Играть надо серьезно. А Бобчинского и Добчинского играли и играют всегда водевильно. Они вертятся друг перед другом, трюкуют. Забывают, что если люди бегут петушком за дрожками, то это люди запыхавшиеся, утомленные этой своей работой. Разумеется, и другой грим.

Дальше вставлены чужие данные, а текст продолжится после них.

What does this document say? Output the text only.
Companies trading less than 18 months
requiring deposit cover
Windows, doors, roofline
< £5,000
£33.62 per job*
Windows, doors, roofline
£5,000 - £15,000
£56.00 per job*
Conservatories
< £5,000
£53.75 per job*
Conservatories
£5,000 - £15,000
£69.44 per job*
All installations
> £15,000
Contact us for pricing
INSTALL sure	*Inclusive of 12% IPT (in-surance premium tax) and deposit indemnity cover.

Третья перемена. Дамы. Волна ерунды. Обычно приходят к окну или садятся на подоконник. Это не верно. Как только им сообщили о приезде, они должны начать переодеваться. Их назначение в пьесе таково, чтобы переодеваться. Про Анну Андреевну написано, что «она четыре раза переодевается в разные платья в продолжение пиесы». Это может быть очень интересно, что она переодевается. Обычно это выпускали из виду, не обращали внимания. Может быть, на городничихе и бывали разные платья, но это не доходило до публики. А должно дойти. Я делаю не четыре платья, а больше. Покажем весь ассортимент платьев, и они в одной только сцене переменят четыре-пять платьев.
Кстати, мы вводим здесь новое, третье лицо. Я еще в «Мандате» хотел показать третье лицо в сцене любовного дуэта, там не удалось – постараюсь отыграться на «Ревизоре». Вероятно, что я введу его в сцену объяснения Хлестакова с Марьей Антоновной. Здесь тоже на помощь дамам третье лицо, и у Гоголя в некоторых редакциях оно есть – Авдотья. Потом она была вычеркнута. Ему все мешали театры, все советовали.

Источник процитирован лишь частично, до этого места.